The mission of this Ph.D. program is to train next generation informaticians in academia as well as the health care, biotech, and pharmaceutical industries, who will go into precision health related research and service. This program will take advantage of existing informatics strengths at Indiana University, such as genomic variant function prediction, system pharmacology, data mining, phenotyping, and clinical decision system. This program will also grow under the emerging new areas such as chemical informatics and immunology bioinformatics. This program will fill the needs for the translational research in the precision medicine. In particularly, this program needs to support the bioinformatics expertise in precision medicine clinics and basic science research at Indiana University.

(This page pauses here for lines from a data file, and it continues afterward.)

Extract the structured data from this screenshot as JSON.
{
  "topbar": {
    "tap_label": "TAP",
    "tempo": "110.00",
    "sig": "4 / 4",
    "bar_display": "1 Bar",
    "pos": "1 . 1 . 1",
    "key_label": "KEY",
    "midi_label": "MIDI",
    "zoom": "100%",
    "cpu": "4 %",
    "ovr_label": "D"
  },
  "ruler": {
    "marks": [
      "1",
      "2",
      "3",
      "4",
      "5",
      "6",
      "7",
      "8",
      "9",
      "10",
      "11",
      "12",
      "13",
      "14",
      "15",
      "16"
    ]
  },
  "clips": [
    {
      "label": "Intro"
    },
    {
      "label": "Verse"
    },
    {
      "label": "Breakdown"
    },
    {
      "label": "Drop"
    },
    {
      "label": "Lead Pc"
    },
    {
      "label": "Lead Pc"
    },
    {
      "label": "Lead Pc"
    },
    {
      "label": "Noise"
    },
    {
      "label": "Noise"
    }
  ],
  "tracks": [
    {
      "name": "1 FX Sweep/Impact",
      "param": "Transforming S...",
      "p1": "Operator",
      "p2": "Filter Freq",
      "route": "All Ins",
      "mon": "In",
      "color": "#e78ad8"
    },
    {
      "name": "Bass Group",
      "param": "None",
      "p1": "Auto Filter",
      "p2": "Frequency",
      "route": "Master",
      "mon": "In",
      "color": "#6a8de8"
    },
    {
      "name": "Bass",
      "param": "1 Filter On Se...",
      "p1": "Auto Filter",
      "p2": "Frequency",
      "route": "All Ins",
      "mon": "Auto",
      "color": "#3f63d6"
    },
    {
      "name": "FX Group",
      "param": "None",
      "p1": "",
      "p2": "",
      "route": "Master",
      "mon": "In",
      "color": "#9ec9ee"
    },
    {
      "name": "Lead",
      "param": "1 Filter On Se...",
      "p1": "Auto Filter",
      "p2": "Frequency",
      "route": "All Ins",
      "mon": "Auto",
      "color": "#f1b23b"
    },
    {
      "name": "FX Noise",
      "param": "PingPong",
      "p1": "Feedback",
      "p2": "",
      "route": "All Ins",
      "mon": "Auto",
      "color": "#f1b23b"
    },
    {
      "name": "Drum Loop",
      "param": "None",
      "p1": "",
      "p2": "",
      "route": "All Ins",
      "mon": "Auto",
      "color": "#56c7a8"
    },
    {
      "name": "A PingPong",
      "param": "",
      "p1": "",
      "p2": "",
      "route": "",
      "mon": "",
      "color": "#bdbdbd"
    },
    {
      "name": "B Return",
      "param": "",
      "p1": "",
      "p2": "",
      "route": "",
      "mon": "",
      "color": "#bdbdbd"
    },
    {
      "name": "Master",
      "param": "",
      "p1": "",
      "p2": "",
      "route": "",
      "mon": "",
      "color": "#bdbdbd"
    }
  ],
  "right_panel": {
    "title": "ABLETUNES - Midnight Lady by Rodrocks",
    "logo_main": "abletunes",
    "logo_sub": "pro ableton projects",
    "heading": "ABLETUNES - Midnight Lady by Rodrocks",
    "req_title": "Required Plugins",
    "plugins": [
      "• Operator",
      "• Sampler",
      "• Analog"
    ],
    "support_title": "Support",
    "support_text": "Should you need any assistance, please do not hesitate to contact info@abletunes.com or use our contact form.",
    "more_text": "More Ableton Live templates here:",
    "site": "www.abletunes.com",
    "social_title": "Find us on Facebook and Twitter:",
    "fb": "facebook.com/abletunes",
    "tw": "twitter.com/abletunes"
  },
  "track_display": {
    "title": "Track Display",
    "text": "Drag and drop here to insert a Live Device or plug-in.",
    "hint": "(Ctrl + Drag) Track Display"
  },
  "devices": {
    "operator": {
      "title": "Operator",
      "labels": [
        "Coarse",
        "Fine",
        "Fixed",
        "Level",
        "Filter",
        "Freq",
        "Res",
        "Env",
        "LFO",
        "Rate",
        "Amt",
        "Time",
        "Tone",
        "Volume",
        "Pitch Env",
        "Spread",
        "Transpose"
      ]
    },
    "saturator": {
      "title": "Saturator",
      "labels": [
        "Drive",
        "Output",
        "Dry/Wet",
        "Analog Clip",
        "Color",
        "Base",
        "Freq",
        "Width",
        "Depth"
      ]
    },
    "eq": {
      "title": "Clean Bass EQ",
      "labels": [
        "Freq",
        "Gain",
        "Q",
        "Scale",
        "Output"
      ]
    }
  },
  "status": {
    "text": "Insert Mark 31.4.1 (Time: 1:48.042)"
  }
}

Informatics Infrastructure

The precision health initiative will create a novel infrastructure that is: (1) flexible to manage a wide array of data of many different formats described in different ways; (2) powerful and able to scale to manage large data sets and complex analyses; (3) accessible by investigators, care providers, and patients; (4) integrative to support broad new applications and uses as described in earlier sections. The informatics Infrastructure will have the following components:

  • The Precision Health Data Commons. Based on a high throughput spinning disk array, the data commons will be the infrastructure for collecting, describing, and managing data that are collected by PH activities, be they contributed by researchers, care providers, or patients. It will be architected as a Virtual Logical Data Warehouse that allows data to be brought in and described in their native format, with the ability to create additional descriptive layers and logical linkages amongst diverse data sets for integrated analyses.
  • The Precision Health Integration and Analytics Platform. Composed of high capacity compute nodes and connected to the Data Commons at high speed, this computational array will support data integration and analytics, software applications, and workflows required for PHI research.
  • Portals and Patient Engagement. To support the integration of communities of researchers, care providers, and patients for precision health, the Infrastructure Program will create means by which these communities can easily engage in the precision health program and collaborate. This may include provisioning of patient data back to care providers, collection of patient contributed data, and the ability of patients to engage more meaningfully in collection and validation of their data, participation in PH research or care, and more effective engagement with them regarding our research and care efforts.